Beklemeyi nasıl tanımlarsınız? İnsan birini bekler, güzel bir haberi bekler bazen sevgiyi bazen de emeklerinin karşılığını bekler ama beklemek nedir? Tüm bu bekleme süreçlerinin ortak noktası ne? Beklemek eylemsizliği çağrıştırsada aslında o bir fiildir. Beklemek bütün değişkenler hareket halindeyken sizin sabit kalmanızdır. Bütün değişkenler derken bunu sonsuz parantezi içerisinde değerlendirmeniz gerekmektedir. Değişkenler bir insan için, gerçekten önemsiz bir insan için bile sonsuzdur. Peki beklemek eylemsizliği çağrıştırmasına rağmen neden bir eylem olarak değerlendirilir? Çünkü insan eylemsiz kalabilmek için kendi içinde istikrarlı bir eylem gerçekleştirir. Eylemsiz kalmak zordur, beklemek zordur... Bir insanın hapsedilmesi neden ağır bir cezadır biliyor musunuz? Çünkü dışarıda herkes özgürdür. Şayet herkes hapsedilmiş olsa ve mahkum bunun farkında olsa herkesin özgür olduğu duruma nazaran daha az acı çeker. Bu durumun acı verici olan, yıpratıcı olan kısmı da tam olarak budur. Her şey hareket halindeyken siz yerinizde sabitsinizdir ve bu düşünce içten içe canınızı yakar. Aslında bu zihnimizin bize oynadığı bir oyundan ibarettir. Zihin biz sınırları aşmaya yaklaştıkça giderek daha fazla acıtır canımızı. Bu süreç yer kabuğuna inmek gibidir. Yerin ne kadar altına inerseniz hava o kadar azalır, etraf kararır ve ısı yükselir. Tüm bunlara rağmen kazmaya devam ederseniz karşınıza çıkacak olan şey kıymetli madenler ve değerli doğal kaynaklardır. Bunların hepsi yerin altındadır.
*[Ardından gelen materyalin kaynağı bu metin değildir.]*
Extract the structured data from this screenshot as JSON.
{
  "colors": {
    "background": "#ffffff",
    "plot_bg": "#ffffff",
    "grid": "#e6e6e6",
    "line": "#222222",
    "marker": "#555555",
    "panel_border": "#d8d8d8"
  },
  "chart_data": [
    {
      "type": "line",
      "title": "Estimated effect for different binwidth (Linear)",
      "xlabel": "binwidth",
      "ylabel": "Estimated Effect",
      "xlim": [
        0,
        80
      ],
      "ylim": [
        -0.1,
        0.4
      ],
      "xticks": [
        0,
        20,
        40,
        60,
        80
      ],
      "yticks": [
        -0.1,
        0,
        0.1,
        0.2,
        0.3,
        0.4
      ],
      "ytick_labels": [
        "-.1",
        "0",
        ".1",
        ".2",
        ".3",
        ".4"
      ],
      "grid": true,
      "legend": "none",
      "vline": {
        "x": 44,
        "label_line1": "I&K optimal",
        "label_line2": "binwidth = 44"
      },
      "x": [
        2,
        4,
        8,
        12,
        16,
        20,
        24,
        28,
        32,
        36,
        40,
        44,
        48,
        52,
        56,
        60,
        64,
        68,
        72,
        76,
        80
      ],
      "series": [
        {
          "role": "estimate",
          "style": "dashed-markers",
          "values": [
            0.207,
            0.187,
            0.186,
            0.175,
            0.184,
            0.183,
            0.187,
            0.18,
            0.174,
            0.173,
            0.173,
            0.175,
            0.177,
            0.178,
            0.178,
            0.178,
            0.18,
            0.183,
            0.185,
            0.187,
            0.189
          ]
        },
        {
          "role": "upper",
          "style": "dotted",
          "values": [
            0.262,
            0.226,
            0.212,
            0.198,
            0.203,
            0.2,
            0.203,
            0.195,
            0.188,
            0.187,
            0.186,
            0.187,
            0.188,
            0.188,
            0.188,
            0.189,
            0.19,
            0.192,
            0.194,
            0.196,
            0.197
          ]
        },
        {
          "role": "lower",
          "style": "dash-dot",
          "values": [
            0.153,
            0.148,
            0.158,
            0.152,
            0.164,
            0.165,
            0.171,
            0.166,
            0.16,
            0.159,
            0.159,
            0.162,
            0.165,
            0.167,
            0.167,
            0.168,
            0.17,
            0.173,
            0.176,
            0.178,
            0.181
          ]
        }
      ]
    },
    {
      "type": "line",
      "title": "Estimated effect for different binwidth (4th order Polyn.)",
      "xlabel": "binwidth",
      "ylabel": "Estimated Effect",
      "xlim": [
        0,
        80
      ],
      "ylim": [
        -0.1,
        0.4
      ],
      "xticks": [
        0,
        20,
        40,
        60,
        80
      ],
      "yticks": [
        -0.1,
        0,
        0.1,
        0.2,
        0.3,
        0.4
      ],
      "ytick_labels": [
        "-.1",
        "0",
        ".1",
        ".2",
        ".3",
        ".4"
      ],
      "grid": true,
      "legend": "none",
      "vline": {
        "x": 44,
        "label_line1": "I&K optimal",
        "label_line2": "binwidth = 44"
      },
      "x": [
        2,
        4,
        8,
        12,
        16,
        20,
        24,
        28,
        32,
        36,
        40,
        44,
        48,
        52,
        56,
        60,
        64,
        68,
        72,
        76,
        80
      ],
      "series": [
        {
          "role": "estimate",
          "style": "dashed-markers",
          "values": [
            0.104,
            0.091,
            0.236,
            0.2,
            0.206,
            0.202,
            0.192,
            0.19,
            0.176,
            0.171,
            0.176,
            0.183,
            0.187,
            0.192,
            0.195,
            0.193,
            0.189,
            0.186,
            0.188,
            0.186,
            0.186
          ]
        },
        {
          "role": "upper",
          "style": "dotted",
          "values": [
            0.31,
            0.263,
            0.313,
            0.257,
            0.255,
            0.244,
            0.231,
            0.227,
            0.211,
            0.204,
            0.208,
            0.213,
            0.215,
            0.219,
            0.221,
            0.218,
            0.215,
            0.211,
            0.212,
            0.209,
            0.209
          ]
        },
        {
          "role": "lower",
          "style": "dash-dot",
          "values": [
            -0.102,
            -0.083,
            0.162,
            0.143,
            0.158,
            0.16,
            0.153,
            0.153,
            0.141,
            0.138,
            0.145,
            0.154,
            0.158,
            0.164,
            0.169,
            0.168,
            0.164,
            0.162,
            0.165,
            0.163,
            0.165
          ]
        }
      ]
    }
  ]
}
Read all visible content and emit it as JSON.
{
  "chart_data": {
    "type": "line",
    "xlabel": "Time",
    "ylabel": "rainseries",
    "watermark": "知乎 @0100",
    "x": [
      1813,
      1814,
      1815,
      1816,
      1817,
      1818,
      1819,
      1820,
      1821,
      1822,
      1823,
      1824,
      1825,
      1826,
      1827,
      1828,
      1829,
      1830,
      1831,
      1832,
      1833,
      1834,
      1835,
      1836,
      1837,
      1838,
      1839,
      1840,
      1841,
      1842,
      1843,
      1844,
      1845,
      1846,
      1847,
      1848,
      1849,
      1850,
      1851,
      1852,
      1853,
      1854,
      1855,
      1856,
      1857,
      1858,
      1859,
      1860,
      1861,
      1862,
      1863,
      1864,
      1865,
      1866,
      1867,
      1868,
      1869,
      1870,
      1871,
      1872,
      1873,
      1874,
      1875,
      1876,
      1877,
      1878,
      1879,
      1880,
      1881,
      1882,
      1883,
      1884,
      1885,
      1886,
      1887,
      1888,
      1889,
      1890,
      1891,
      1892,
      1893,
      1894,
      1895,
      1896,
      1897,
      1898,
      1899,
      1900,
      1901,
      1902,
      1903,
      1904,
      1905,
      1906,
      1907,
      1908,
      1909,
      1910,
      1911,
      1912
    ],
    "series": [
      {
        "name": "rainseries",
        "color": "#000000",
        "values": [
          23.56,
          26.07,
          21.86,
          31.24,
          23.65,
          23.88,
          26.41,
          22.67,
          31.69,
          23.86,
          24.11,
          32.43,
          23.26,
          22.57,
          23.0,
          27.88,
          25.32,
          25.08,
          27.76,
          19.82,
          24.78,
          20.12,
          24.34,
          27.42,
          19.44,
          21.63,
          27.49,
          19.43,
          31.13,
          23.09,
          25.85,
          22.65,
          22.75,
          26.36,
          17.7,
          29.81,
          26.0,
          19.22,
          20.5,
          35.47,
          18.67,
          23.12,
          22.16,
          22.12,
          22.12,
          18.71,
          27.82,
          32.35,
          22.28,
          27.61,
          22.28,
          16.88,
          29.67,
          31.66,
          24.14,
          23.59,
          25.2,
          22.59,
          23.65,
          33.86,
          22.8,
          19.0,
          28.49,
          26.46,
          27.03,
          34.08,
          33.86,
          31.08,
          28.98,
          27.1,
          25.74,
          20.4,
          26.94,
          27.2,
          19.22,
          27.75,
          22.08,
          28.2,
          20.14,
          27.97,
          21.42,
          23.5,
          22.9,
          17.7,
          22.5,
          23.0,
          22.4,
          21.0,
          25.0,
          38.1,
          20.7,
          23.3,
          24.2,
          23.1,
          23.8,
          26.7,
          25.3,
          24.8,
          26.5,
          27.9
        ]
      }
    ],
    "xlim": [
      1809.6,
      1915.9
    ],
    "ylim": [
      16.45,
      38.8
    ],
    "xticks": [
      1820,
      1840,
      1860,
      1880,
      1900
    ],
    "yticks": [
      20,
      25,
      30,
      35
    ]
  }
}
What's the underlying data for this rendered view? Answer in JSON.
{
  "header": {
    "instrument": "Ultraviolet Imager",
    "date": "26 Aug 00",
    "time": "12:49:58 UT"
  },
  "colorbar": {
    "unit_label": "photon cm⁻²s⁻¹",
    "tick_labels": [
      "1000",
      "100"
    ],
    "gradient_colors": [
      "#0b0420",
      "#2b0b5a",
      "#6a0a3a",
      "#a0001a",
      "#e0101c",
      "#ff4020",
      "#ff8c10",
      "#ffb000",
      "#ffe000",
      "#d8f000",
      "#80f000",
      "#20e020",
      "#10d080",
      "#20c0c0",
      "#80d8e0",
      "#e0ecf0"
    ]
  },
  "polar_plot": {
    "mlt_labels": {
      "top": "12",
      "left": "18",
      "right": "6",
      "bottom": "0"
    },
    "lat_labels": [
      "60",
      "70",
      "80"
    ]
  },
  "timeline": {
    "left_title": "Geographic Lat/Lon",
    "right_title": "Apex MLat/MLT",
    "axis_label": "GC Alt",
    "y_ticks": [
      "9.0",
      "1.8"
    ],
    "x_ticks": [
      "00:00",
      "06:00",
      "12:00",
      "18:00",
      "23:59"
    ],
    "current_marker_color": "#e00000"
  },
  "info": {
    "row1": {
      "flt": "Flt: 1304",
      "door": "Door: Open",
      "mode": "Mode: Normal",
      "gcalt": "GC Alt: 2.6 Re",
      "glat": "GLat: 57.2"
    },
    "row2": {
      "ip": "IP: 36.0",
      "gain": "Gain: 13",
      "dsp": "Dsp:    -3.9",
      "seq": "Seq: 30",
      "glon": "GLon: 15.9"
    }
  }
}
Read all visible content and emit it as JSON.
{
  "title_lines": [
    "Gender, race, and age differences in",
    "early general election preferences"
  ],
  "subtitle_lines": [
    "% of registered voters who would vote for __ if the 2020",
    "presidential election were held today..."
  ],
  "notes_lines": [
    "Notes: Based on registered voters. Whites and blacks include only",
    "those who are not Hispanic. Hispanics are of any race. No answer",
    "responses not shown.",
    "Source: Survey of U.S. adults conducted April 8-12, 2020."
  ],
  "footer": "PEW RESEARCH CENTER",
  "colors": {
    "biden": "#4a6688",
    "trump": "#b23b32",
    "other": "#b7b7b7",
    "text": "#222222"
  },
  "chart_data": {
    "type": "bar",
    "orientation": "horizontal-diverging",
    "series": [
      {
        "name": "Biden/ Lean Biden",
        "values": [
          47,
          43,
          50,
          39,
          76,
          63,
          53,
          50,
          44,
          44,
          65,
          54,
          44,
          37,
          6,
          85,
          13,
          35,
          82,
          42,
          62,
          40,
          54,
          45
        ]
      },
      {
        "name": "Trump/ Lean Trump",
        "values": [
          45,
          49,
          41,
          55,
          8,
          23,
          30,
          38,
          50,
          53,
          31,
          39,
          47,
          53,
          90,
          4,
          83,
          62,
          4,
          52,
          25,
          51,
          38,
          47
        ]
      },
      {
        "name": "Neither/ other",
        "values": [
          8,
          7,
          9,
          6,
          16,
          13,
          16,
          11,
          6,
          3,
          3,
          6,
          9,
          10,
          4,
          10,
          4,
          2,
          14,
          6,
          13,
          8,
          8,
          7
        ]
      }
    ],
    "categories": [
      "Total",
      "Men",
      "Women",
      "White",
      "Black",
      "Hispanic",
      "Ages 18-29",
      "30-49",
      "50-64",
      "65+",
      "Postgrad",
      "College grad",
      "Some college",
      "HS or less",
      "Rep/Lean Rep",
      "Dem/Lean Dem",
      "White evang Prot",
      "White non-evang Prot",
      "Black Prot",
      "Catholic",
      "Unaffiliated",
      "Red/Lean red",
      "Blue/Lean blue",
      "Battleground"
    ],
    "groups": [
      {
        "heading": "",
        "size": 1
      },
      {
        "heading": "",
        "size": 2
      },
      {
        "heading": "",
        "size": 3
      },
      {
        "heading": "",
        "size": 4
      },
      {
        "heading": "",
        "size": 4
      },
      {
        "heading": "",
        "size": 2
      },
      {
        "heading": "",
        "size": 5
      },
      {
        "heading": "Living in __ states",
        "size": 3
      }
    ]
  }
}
Kendi zihnimiz bize acı verirken, istemsiz bir şekilde kendimizin en büyük düşmanı olmuşken tüm bunlardan nasıl sıyrılacağız? Bu kısır döngüden, bu Meksika çıkmazından, çırpındıkça daha da derine battığımız bu iğrenç bataklıktan nasıl kurtulacağız? Cevap basit; kendi zihnimizin üzerine çıkarak. Bu biraz gerçeklikten sıyrılmak, biraz tanrılaşmak, biraz da delirmek anlamına gelebilir ama bu özgürleşmektir. Artık hiç bir şeyin size acı veremediği yeni bir boyuta geçersiniz. Bu öyle bir boyuttur ki burada tanrı sizsinizdir. Siz kendinize acı vermediğiniz sürece, daha doğrusu siz istemediğiniz sürece hiç bir şey size acı veremez. Tanrı olmak biraz da budur. Acı çekmemek... Dünyayı itersen dünya da seni iter. Böyle bir mücadele içerisinde galip gelmen imkansızdır. Bir fısıltı veya insanların tenini okşayan narin ve serin bir rüzgar olduğunu düşün. Hiç bir şeyden etkilenmeden yavaşça akıp gittiğini düşün. Rüzgar hem hiç bir şeydir hem de her şeydir. Tıpkı su gibi. Bir fırtına ağaçları kökünden sökerken yorulmaz veya bir sel önüne kattığı her şeyi sürüklerken... Onlar en yıkıcı zamanlarda bile bir kelebeğin kanatları kadar zarif hareket eder. Beklemek de işte tam olarak budur. Beklemek, bekleyebilmek ve bekleyebilme kapasitesine sahip olmak... Sen beklersin ve dünya sana doğru döner. Ne demiş Honoré de Balzac; “Beklemesini bilenin her şey ayağına gelir.”... Onlarca kitap yazan Balzac bir pasifist olamaz değil mi? Yazmak kolay bir eylem değildir çünkü. Yazmak insanın ruhuna faça atmasıdır. Bile bile kendi canını yakarsın ve bazen bundan sapıkça bir haz alırsın. Dolayısıyla yazmak pasif bir eylem değildir, zaten eylem olarak adlandırılan bir şeyin pasif olması mümkün değildir. Bu açıdan bile beklemek olarak adlandırdığımız eylemin pasif olarak tanımlanamayacak bir durum olduğu gerçeği yüzümüze çarpıyor.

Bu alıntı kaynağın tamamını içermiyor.